An explanation of deepBach Keras implementation
Original deepBach code: https://github.com/Ghadjeres/DeepBach/tree/original_keras
deepBach paper: https://arxiv.org/abs/1612.01010
DeepBach is my second study case of music generation using deep learning. It is a nice example of using neighbor context information and metadata to predict the current note. The input representation is special - notes are discretized into a minimum time unit (subdivision of a 16th note) and using '_' for hold symbol, which are quite different from the pianoroll. The author claimed this representation is a benefit for the sampling since symbols are less correlated along the time.
The architecture is illustrated in Figure 4 in the original paper. They train 4 different models for each voice. The sampling (inference) is called Pseudo-Gibbs method by the author, where the notes of each voice are initialized randomly, then are predicted by the models.

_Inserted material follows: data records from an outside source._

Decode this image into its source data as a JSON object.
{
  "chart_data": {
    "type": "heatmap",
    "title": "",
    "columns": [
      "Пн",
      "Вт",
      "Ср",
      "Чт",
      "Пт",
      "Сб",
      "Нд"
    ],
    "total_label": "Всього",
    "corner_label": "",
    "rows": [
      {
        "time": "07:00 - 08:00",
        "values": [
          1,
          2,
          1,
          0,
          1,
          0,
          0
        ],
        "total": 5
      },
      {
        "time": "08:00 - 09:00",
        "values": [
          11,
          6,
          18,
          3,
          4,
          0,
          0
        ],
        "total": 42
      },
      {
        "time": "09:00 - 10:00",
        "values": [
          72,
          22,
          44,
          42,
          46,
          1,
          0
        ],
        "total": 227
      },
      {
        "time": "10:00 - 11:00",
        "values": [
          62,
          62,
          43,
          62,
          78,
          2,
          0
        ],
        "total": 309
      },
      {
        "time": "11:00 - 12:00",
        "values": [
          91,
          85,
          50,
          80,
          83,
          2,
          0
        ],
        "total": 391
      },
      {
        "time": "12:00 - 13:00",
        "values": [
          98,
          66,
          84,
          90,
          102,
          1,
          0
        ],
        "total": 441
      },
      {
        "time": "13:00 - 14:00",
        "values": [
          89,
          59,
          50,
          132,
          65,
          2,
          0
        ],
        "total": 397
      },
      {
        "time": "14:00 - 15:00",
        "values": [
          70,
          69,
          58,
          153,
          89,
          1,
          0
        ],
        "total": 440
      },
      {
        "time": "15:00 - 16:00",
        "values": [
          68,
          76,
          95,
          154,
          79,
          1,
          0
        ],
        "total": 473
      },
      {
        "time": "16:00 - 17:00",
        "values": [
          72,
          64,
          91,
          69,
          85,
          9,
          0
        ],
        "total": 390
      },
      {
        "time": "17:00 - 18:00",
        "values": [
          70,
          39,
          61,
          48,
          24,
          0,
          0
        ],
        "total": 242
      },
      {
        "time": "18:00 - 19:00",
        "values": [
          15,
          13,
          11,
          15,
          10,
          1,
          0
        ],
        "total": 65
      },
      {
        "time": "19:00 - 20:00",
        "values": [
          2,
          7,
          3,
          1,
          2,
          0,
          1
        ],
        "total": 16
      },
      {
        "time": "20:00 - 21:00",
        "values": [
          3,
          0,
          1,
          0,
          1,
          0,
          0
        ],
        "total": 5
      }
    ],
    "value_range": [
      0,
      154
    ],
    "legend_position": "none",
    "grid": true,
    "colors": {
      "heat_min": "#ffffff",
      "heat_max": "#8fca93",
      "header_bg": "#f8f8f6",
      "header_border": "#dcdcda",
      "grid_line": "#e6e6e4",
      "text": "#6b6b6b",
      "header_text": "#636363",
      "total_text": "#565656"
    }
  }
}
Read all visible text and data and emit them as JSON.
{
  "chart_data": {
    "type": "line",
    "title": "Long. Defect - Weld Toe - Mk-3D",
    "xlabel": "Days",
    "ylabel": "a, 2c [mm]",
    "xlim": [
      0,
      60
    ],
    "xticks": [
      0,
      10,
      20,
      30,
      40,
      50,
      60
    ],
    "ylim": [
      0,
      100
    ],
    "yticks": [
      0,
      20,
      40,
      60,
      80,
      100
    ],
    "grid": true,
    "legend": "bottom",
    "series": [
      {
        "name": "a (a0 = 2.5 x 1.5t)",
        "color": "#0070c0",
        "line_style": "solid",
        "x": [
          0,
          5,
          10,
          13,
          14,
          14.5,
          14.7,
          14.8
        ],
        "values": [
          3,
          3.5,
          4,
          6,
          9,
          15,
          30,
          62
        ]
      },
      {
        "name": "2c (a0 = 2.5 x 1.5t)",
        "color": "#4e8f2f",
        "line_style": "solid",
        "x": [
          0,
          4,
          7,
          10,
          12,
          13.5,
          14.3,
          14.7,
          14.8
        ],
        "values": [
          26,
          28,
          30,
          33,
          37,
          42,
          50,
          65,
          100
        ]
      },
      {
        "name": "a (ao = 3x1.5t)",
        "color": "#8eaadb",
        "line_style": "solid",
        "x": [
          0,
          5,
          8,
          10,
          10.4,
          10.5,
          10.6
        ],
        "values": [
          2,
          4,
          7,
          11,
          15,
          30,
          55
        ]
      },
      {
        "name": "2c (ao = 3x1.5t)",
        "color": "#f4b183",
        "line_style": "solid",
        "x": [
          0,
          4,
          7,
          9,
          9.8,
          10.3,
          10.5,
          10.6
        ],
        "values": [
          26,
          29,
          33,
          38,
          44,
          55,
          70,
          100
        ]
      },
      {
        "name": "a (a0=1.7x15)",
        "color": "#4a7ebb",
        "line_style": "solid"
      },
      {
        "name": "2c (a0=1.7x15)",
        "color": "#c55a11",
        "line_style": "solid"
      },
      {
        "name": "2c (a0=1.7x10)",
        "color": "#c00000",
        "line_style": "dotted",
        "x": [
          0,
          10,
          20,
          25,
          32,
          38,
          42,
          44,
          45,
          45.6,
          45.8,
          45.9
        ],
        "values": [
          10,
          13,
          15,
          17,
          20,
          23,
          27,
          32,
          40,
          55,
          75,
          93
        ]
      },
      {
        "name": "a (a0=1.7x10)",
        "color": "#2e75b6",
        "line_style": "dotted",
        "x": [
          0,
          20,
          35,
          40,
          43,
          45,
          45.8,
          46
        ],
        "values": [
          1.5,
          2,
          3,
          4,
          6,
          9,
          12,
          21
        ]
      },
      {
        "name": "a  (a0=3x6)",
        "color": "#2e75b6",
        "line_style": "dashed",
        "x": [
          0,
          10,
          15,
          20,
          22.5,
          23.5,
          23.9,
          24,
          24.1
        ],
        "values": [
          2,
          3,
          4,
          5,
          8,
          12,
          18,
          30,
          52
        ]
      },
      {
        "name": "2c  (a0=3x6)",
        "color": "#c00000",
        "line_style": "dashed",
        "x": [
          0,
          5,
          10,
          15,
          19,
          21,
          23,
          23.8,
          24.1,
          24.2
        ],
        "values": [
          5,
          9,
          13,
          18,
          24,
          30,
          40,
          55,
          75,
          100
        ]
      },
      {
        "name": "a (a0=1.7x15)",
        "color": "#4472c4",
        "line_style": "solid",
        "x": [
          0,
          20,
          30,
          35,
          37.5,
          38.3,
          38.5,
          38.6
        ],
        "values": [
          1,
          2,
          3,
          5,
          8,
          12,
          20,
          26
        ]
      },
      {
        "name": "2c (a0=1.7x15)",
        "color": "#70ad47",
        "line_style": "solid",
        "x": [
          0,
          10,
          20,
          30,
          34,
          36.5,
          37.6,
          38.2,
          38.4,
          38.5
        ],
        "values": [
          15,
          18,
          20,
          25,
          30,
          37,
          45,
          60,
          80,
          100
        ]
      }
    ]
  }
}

The attention of this article will be drawn on the code of constructing training dataset and preparation generator for model training.
The dataset generation is started by initialization
function in deepBach.py
. It extracts Bach's chorales using the getBachChorales
function of music21
package (this function has been removed from the newest version of music21
, check Ghadjeres/DeepBach#38 for a solution). Some chorales with more than 4 voices are removed from the training data.
Then here comes the main part of dataset preparation - make_dataset
function. First, mappings between note names (e.g. A5, C4) appeared in the chorales and numbers are stored in index2notes
and note2indexes
variables. 4 mappings are stored differently for each voice. Second, the min and max vocal range of each voice is estimated, and each chorale is transposed within this range. The transposition is done by music21
. Third, the chorale
music21 object including notes and metadatas is converted to a 2D numpy array by chorale_to_input
function, where the 1st dim is timestamp, 2nd dim is voice number, and metadatas including Tick (subdivision beat number), Fermata and Key are also evaluated. Lastly, all information including note sequences (in index number), metadatas, voice Ids, index2notes
and note2indexes
are stored in a pickle file, which is then loaded several times during the model training and sampling.
When it comes to sending data into models for training, the original Keras implementation uses generator_from_raw_dataset
. Each time it is called, it does the following things. First, a chorale_index
is randomly choosed so that we can sample from a certain chorale. Second, the note sequence of this chorale is padded with an array of START_SYMBOL and another array of END_SYMBOL. Both array have a dimension of (timesteps=16, voice number=4). Padding allows us to choose the leftmost and rightmost note sequences as the training samples. Third, metadata sequences are padded accordingly with values zero. Fourth, a time_index
is randomly choosed from the unpadded note sequence range, and a voice_index
is given as the voice to be predicted. Thus, the note sequences (timesteps=16 to both left and right sides) surround the note (time_index, voice_index) are used as training features. Fifth, the note sequences on the left side, on the right side, and centered on the time_index
are one-hot encoded, and 4 voices one-hot vectors in each timestep are concatenated into a many-one-hot vector. The label is one hot encoded as well. Metadatas are one-hot encoded and concatenated in the feature dimension. Finally, 7 arrays - left_features
, right_features
, central_features
, left_metas
, right_metas
, central_metas
and labels
are yielded as the generator output.
So that's it. Personally, these two parts are the most difficult parts in understanding deepBach code. Enjoy your journey of exploring such a nice model!